Leukodystrophien sind Krankheiten, bei denen die Myelinentwicklung im zentralen Nervensystem aufgrund eines genetischen Defektes gestört ist. Im Zuge dessen kommt es zur Degeneration weißer Gehirnsubstanz. Die genetischen Ursachen können vielfältig sein; bislang wurden etwa 137 Gene identifiziert, welche bei Mutationen zu Leukodystrophien führen können. Dennoch ist immer noch eine signifikante Anzahl an Patienten mit der Diagnose einer „unklaren Leukodystrophie“ versehen, die jedoch mithilfe der Next Generation Sequenzierung sich stetig reduziert. Parallel besteht eine zunehmende Steigerung des Wissens über viele neue Proteine der „weißen Substanz“, welche wiederum ein verbessertes Verständnis der Physiologie und Pathophysiologie dieser Krankheiten bewirkt. Vererbt werden die Leukodystrophien überwiegend autosomal-rezessiv, eine Ausnahme ist jedoch beispielsweise die Adrenoleukodystrophie mit X‑chromosomal-rezessivem Erbgang.
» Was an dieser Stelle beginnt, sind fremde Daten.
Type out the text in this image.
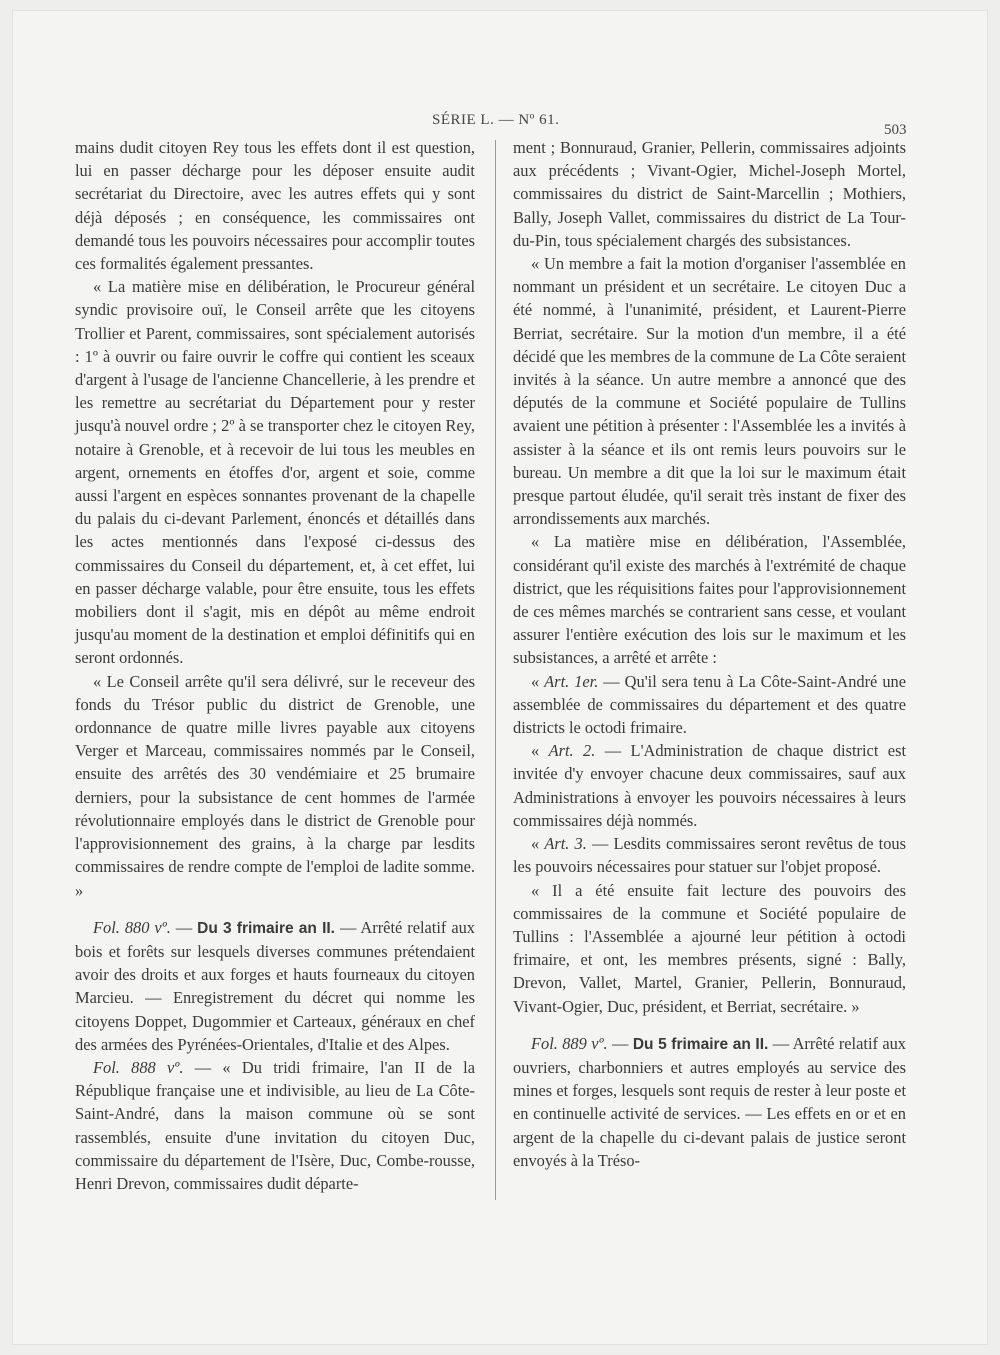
SÉRIE L. — Nº 61.
503

mains dudit citoyen Rey tous les effets dont il est question, lui en passer décharge pour les déposer ensuite audit secrétariat du Directoire, avec les autres effets qui y sont déjà déposés ; en conséquence, les commissaires ont demandé tous les pouvoirs nécessaires pour accomplir toutes ces formalités également pressantes.

« La matière mise en délibération, le Procureur général syndic provisoire ouï, le Conseil arrête que les citoyens Trollier et Parent, commissaires, sont spécialement autorisés : 1º à ouvrir ou faire ouvrir le coffre qui contient les sceaux d'argent à l'usage de l'ancienne Chancellerie, à les prendre et les remettre au secrétariat du Département pour y rester jusqu'à nouvel ordre ; 2º à se transporter chez le citoyen Rey, notaire à Grenoble, et à recevoir de lui tous les meubles en argent, ornements en étoffes d'or, argent et soie, comme aussi l'argent en espèces sonnantes provenant de la chapelle du palais du ci-devant Parlement, énoncés et détaillés dans les actes mentionnés dans l'exposé ci-dessus des commissaires du Conseil du département, et, à cet effet, lui en passer décharge valable, pour être ensuite, tous les effets mobiliers dont il s'agit, mis en dépôt au même endroit jusqu'au moment de la destination et emploi définitifs qui en seront ordonnés.

« Le Conseil arrête qu'il sera délivré, sur le receveur des fonds du Trésor public du district de Grenoble, une ordonnance de quatre mille livres payable aux citoyens Verger et Marceau, commissaires nommés par le Conseil, ensuite des arrêtés des 30 vendémiaire et 25 brumaire derniers, pour la subsistance de cent hommes de l'armée révolutionnaire employés dans le district de Grenoble pour l'approvisionnement des grains, à la charge par lesdits commissaires de rendre compte de l'emploi de ladite somme. »

Fol. 880 vº. — Du 3 frimaire an II. — Arrêté relatif aux bois et forêts sur lesquels diverses communes prétendaient avoir des droits et aux forges et hauts fourneaux du citoyen Marcieu. — Enregistrement du décret qui nomme les citoyens Doppet, Dugommier et Carteaux, généraux en chef des armées des Pyrénées-Orientales, d'Italie et des Alpes.

Fol. 888 vº. — « Du tridi frimaire, l'an II de la République française une et indivisible, au lieu de La Côte-Saint-André, dans la maison commune où se sont rassemblés, ensuite d'une invitation du citoyen Duc, commissaire du département de l'Isère, Duc, Combe-rousse, Henri Drevon, commissaires dudit départe-

ment ; Bonnuraud, Granier, Pellerin, commissaires adjoints aux précédents ; Vivant-Ogier, Michel-Joseph Mortel, commissaires du district de Saint-Marcellin ; Mothiers, Bally, Joseph Vallet, commissaires du district de La Tour-du-Pin, tous spécialement chargés des subsistances.

« Un membre a fait la motion d'organiser l'assemblée en nommant un président et un secrétaire. Le citoyen Duc a été nommé, à l'unanimité, président, et Laurent-Pierre Berriat, secrétaire. Sur la motion d'un membre, il a été décidé que les membres de la commune de La Côte seraient invités à la séance. Un autre membre a annoncé que des députés de la commune et Société populaire de Tullins avaient une pétition à présenter : l'Assemblée les a invités à assister à la séance et ils ont remis leurs pouvoirs sur le bureau. Un membre a dit que la loi sur le maximum était presque partout éludée, qu'il serait très instant de fixer des arrondissements aux marchés.

« La matière mise en délibération, l'Assemblée, considérant qu'il existe des marchés à l'extrémité de chaque district, que les réquisitions faites pour l'approvisionnement de ces mêmes marchés se contrarient sans cesse, et voulant assurer l'entière exécution des lois sur le maximum et les subsistances, a arrêté et arrête :

« Art. 1er. — Qu'il sera tenu à La Côte-Saint-André une assemblée de commissaires du département et des quatre districts le octodi frimaire.

« Art. 2. — L'Administration de chaque district est invitée d'y envoyer chacune deux commissaires, sauf aux Administrations à envoyer les pouvoirs nécessaires à leurs commissaires déjà nommés.

« Art. 3. — Lesdits commissaires seront revêtus de tous les pouvoirs nécessaires pour statuer sur l'objet proposé.

« Il a été ensuite fait lecture des pouvoirs des commissaires de la commune et Société populaire de Tullins : l'Assemblée a ajourné leur pétition à octodi frimaire, et ont, les membres présents, signé : Bally, Drevon, Vallet, Martel, Granier, Pellerin, Bonnuraud, Vivant-Ogier, Duc, président, et Berriat, secrétaire. »

Fol. 889 vº. — Du 5 frimaire an II. — Arrêté relatif aux ouvriers, charbonniers et autres employés au service des mines et forges, lesquels sont requis de rester à leur poste et en continuelle activité de services. — Les effets en or et en argent de la chapelle du ci-devant palais de justice seront envoyés à la Tréso-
Die einzelnen Leukodystrophien sind zwar sehr selten, kommen in der Summe jedoch durchaus häufig vor: nach aktueller Berechnung bei 1:7663 Geburten. Genaue Aussagen sind allerdings schwierig, weil die richtige Diagnose nicht immer gestellt wird.

Während Organe außerhalb des Nervensystems meist nicht betroffen sind, führen Leukodystrophien häufig zu fortschreitender Spastik sowie progressivem Abbau der kognitiven und sprachlichen Fähigkeiten. Die Lebenserwartung – besonders bei Kindern – ist meist sehr begrenzt [3].